HOUSTON, Texas (KTRK) -- "My son came out to me Thanksgiving day of 2017. 'Mama, I like boys,'" said Joyce Williams, who watched her son Trevian transition into Tracy. "Even to the point of when it came time to dress as Tracy, I had to give him tips and pointers."
Tracy blossomed, becoming a confident, outgoing fashionista.
"Tracy was a highly energetic life of the party type of person," added Williams.
But on July 30 of this year, police found the 22-year-old's body at a gas station near the Katy Freeway. Investigators said Tracy's boyfriend, Joshua Bourgeois, 25, stabbed her multiple times. While police don't have a clear motive, friends say Bourgeois allegedly killed Tracy after she tried breaking up with him.
"I haven't been the same since that day, God honest. The call can mess a mother up," said Joyce.
Tracy was added to a growing list of trans women of color murdered.
Italia Marlow was the latest transgender killing in Houston. Police said she was shot several times and killed in September by Raymond Williams, who's still on the run.
It's a growing epidemic across the country. In 2018, The Human Rights Campaign tracked 26 trans killings, the most ever recorded in a single year. This year, 22 trans people have been killed. The majority of those victims were trans women of color under the age of 30.

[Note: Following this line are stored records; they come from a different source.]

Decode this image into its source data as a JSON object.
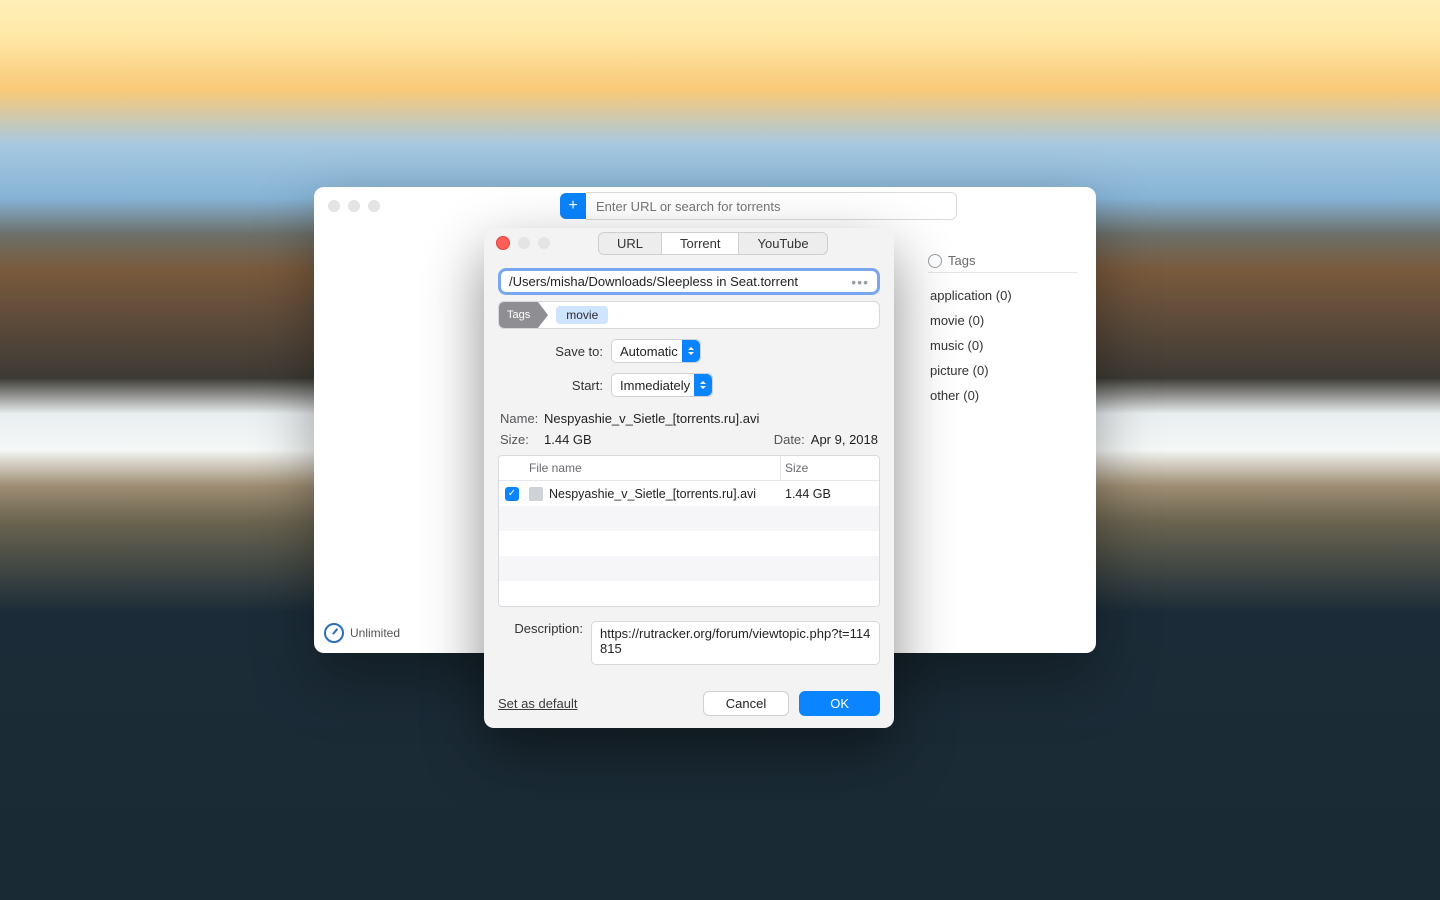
{
  "main": {
    "search_placeholder": "Enter URL or search for torrents",
    "status": "Unlimited",
    "tags_header": "Tags",
    "tags": [
      "application (0)",
      "movie (0)",
      "music (0)",
      "picture (0)",
      "other (0)"
    ]
  },
  "sheet": {
    "tabs": {
      "url": "URL",
      "torrent": "Torrent",
      "youtube": "YouTube"
    },
    "path": "/Users/misha/Downloads/Sleepless in Seat.torrent",
    "tags_label": "Tags",
    "tag_value": "movie",
    "save_to_label": "Save to:",
    "save_to_value": "Automatic",
    "start_label": "Start:",
    "start_value": "Immediately",
    "name_label": "Name:",
    "name_value": "Nespyashie_v_Sietle_[torrents.ru].avi",
    "size_label": "Size:",
    "size_value": "1.44 GB",
    "date_label": "Date:",
    "date_value": "Apr 9, 2018",
    "table": {
      "head_file": "File name",
      "head_size": "Size",
      "rows": [
        {
          "checked": true,
          "name": "Nespyashie_v_Sietle_[torrents.ru].avi",
          "size": "1.44 GB"
        }
      ]
    },
    "desc_label": "Description:",
    "desc_value": "https://rutracker.org/forum/viewtopic.php?t=114815",
    "set_default": "Set as default",
    "cancel": "Cancel",
    "ok": "OK"
  }
}
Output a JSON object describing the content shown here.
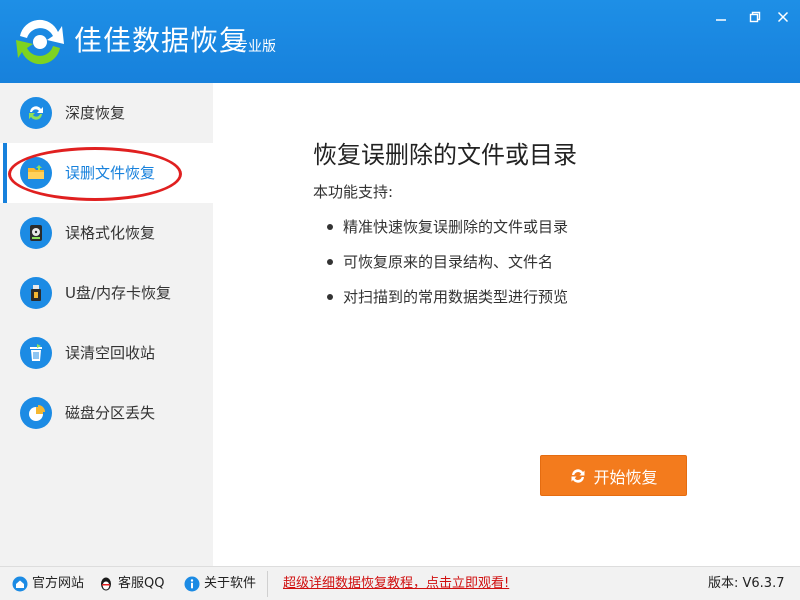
{
  "app": {
    "title": "佳佳数据恢复",
    "edition": "专业版",
    "colors": {
      "primary": "#1781dc",
      "accent": "#f37b1d",
      "annotation": "#e02020",
      "promo": "#d01010"
    }
  },
  "window_controls": [
    {
      "icon": "minimize-icon"
    },
    {
      "icon": "maximize-icon"
    },
    {
      "icon": "close-icon"
    }
  ],
  "sidebar": {
    "items": [
      {
        "label": "深度恢复",
        "icon": "deep-scan-icon",
        "active": false
      },
      {
        "label": "误删文件恢复",
        "icon": "folder-icon",
        "active": true
      },
      {
        "label": "误格式化恢复",
        "icon": "hard-disk-icon",
        "active": false
      },
      {
        "label": "U盘/内存卡恢复",
        "icon": "usb-drive-icon",
        "active": false
      },
      {
        "label": "误清空回收站",
        "icon": "recycle-bin-icon",
        "active": false
      },
      {
        "label": "磁盘分区丢失",
        "icon": "pie-partition-icon",
        "active": false
      }
    ]
  },
  "main": {
    "title": "恢复误删除的文件或目录",
    "subtitle": "本功能支持:",
    "features": [
      "精准快速恢复误删除的文件或目录",
      "可恢复原来的目录结构、文件名",
      "对扫描到的常用数据类型进行预览"
    ],
    "start_button": "开始恢复"
  },
  "footer": {
    "links": [
      {
        "label": "官方网站",
        "icon": "home-icon"
      },
      {
        "label": "客服QQ",
        "icon": "qq-penguin-icon"
      },
      {
        "label": "关于软件",
        "icon": "info-icon"
      }
    ],
    "promo": "超级详细数据恢复教程，点击立即观看!",
    "version": "版本: V6.3.7"
  }
}
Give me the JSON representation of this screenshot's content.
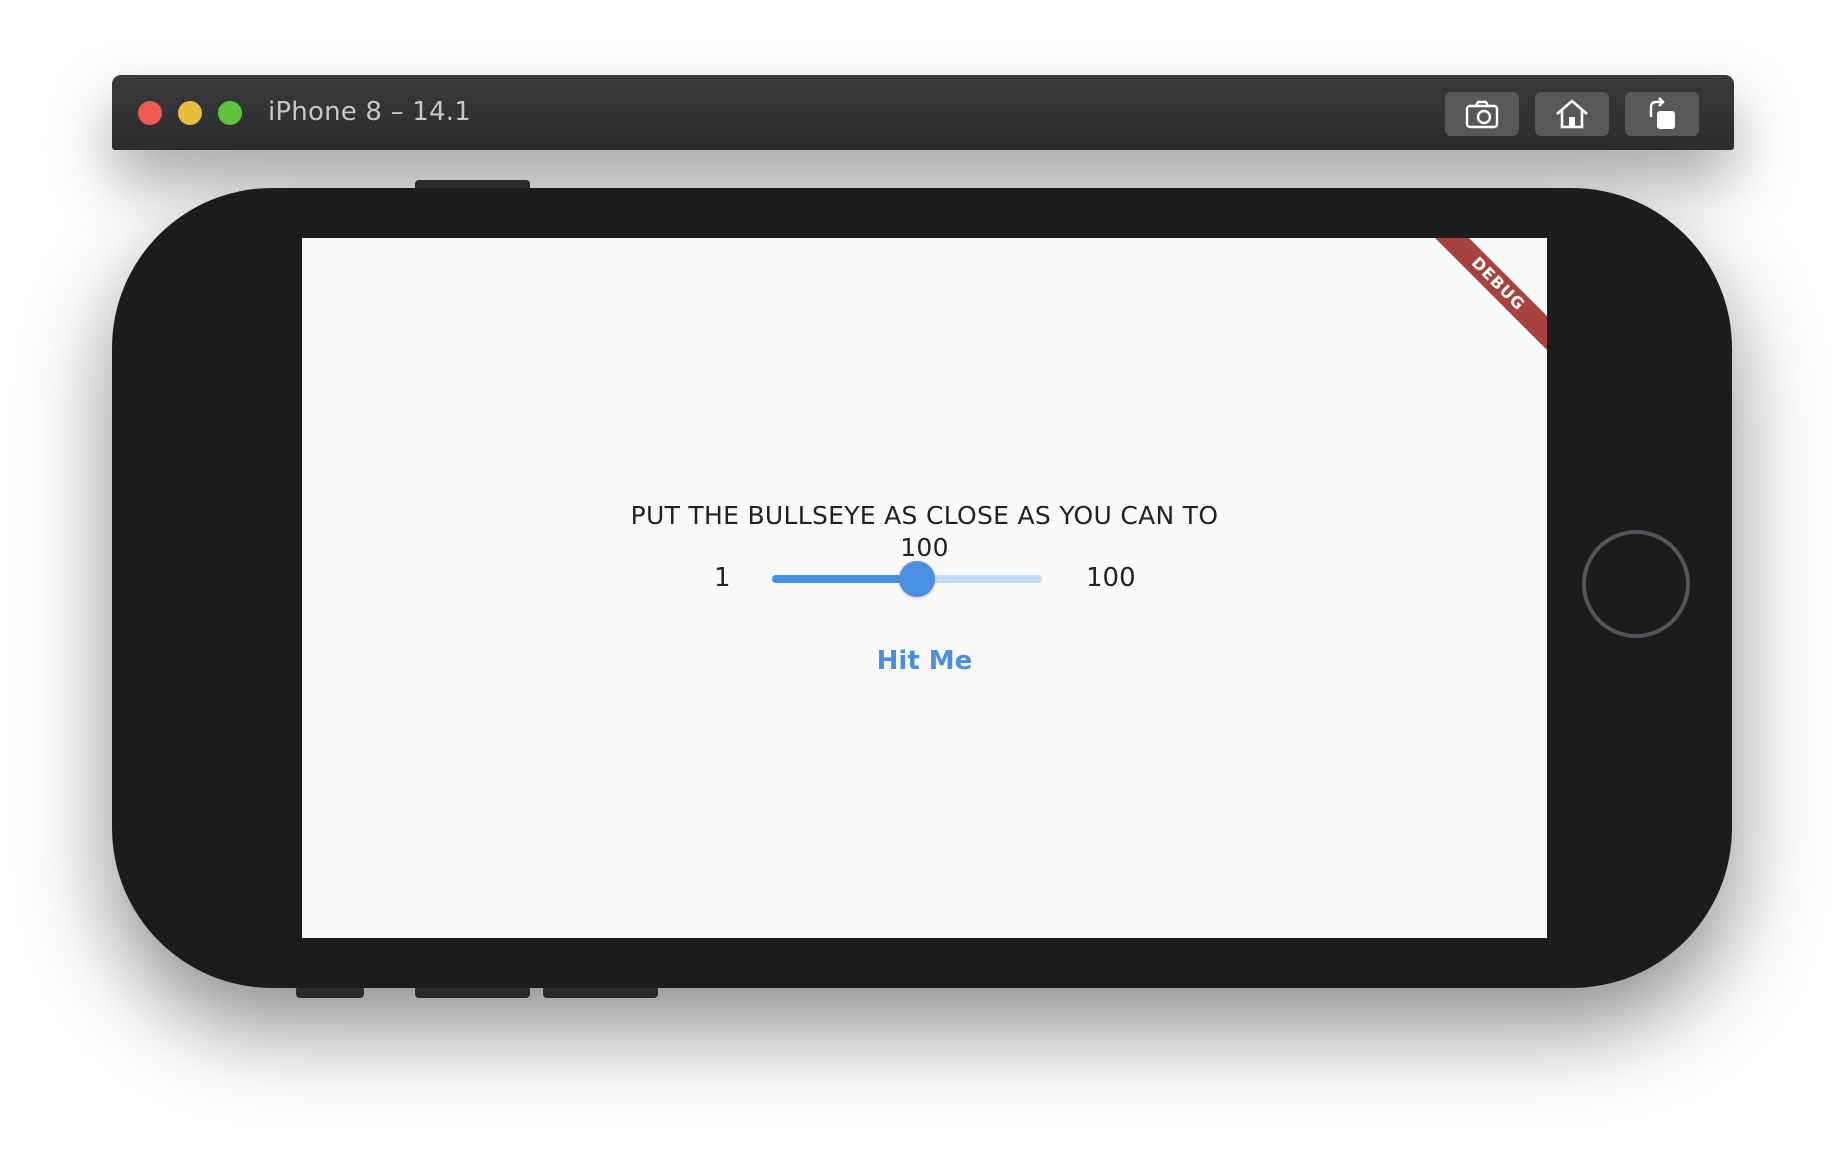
{
  "window": {
    "title": "iPhone 8 – 14.1",
    "toolbar": {
      "screenshot_icon": "camera-icon",
      "home_icon": "home-icon",
      "rotate_icon": "rotate-icon"
    }
  },
  "app": {
    "debug_banner": "DEBUG",
    "prompt_line1": "PUT THE BULLSEYE AS CLOSE AS YOU CAN TO",
    "prompt_line2": "100",
    "slider": {
      "min_label": "1",
      "max_label": "100",
      "value": 54,
      "min": 1,
      "max": 100
    },
    "hit_button_label": "Hit Me",
    "colors": {
      "accent": "#4a90e2",
      "track_inactive": "#c3dcf5",
      "debug_banner": "#a7423f"
    }
  }
}
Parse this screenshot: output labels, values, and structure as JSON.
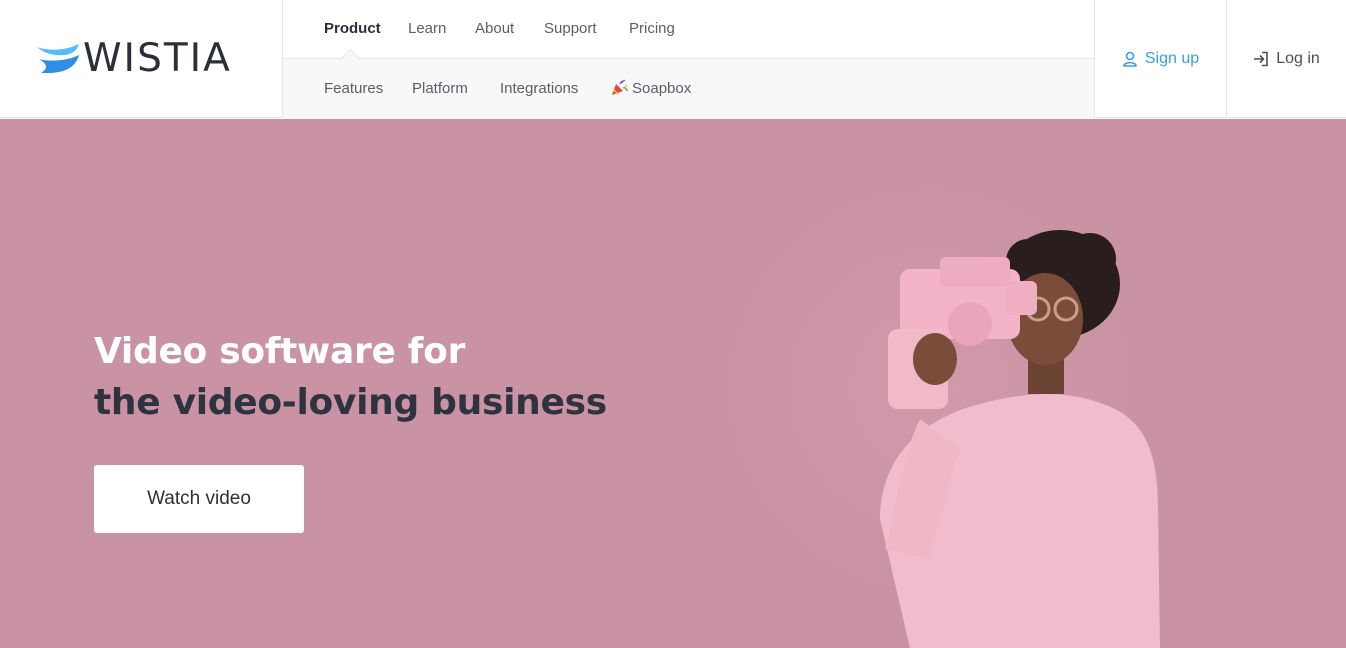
{
  "brand": {
    "name": "WISTIA"
  },
  "nav": {
    "primary": [
      "Product",
      "Learn",
      "About",
      "Support",
      "Pricing"
    ],
    "active": "Product",
    "secondary": [
      "Features",
      "Platform",
      "Integrations",
      "Soapbox"
    ]
  },
  "auth": {
    "signup": "Sign up",
    "login": "Log in"
  },
  "hero": {
    "headline_line1": "Video software for",
    "headline_line2": "the video-loving business",
    "cta": "Watch video"
  },
  "colors": {
    "hero_bg": "#c993a4",
    "accent_blue": "#3a9de0",
    "text_dark": "#2b2f3b"
  },
  "icons": {
    "logo": "wistia-wave-icon",
    "soapbox": "party-popper-icon",
    "signup": "user-icon",
    "login": "log-in-icon"
  }
}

That's why Monica Roberts, a Houston area transgender rights advocate, said the recent murders are a grim reminder of the work that still needs to be done when it comes to gender equality.
"Every now and then, I'll run into somebody that's ignorant, and, you know, that I have to check," she said.
Roberts believes the numbers of black trans women murdered is actually much higher due to "misgendering."
According to the Human Rights Campaign, 77 percent of trans people in Texas do not have any identification that reflects their preferred name or pronouns.
Roberts runs TransGriot, a website that tracks the violence against transgender people. She says Tracy's body sat in the morgue for 10 days before HPD reached out to the LGBT community for help identifying her.
"It was a lag before we knew," said Roberts.
She adds, in some of the cases, the women were killed by someone they were in an intimate relationship with. In other cases, she says some men who love trans women will do just about anything to protect their reputation.
The brutal violence against trans women of color also shines the light on the problems within the problem. In Texas, 34 percent of trans people live in poverty. Many in this community face homelessness and end up turning to the streets for work and survival.
"There are some of my sisters who are doing sex work. We have a 20 percent unemployment rate due to the fact that we don't have a nondiscrimination ordinance over Texas in employment," said Roberts.
That's where Kathy Griffin comes in. She's the director of human trafficking for Harris County Constable Precinct 1.
"The epidemic is real. Hate is real. Several in the transgender community do not want to be prostitutes. They do not want to be looked at as sex objects," said Griffin.
Griffin took ABC13 on a ride-along late one Saturday night. Her team hits the streets trying to get these women out of prostitution. She even helps with addictions and housing.
"They are highly misunderstood. They are not freaks. They're not perverts. They are people with red blood running through their veins that deserve consideration and they deserve understanding," she added.
We met up with a transgender woman and former prostitute named Nikki. She's been clean and off the streets for a year.
"In one night, you can make around $2,000," Nikki said. "If you come around 6 o'clock and stay until the next morning, you can probably make all that money."
We took her back to her old stomping grounds. We had to change locations twice. Nikki kept looking around, paranoid, shaking and afraid her old pimps would recognize her and come after her.
"I got a gun to my head already. They jumped me before. They robbed me and they almost raped me," she said.
Nikki says she's lost a lot of friends to the violence.
"It breaks my heart because I could've been one of them," she said.
These horrific stories of violence against black trans women are becoming all too familiar. Now, Tracy's mom is hoping by telling her daughter's story that no other trans woman of color will have the same tragic fate.
"This is a problem with the transgender killings in America, but if we are concerned about these transgenders dying by the numbers, the police have to be as well," said Williams.
According to the Gay and Lesbian Alliance Against Defamation, or GLAAD, trans women of color in the U.S. have a life expectancy of only 35 years.
ABC13 reached out to HPD to see what took so long for them to reach out to the LBGT community to help identify Tracey's body, and so far, we have not received a response.
Houston also has several trans women who don't turn to the streets for work. ABC13 spoke with a doctor, law students and an engineer, but none of them wanted to go on camera, fearing backlash.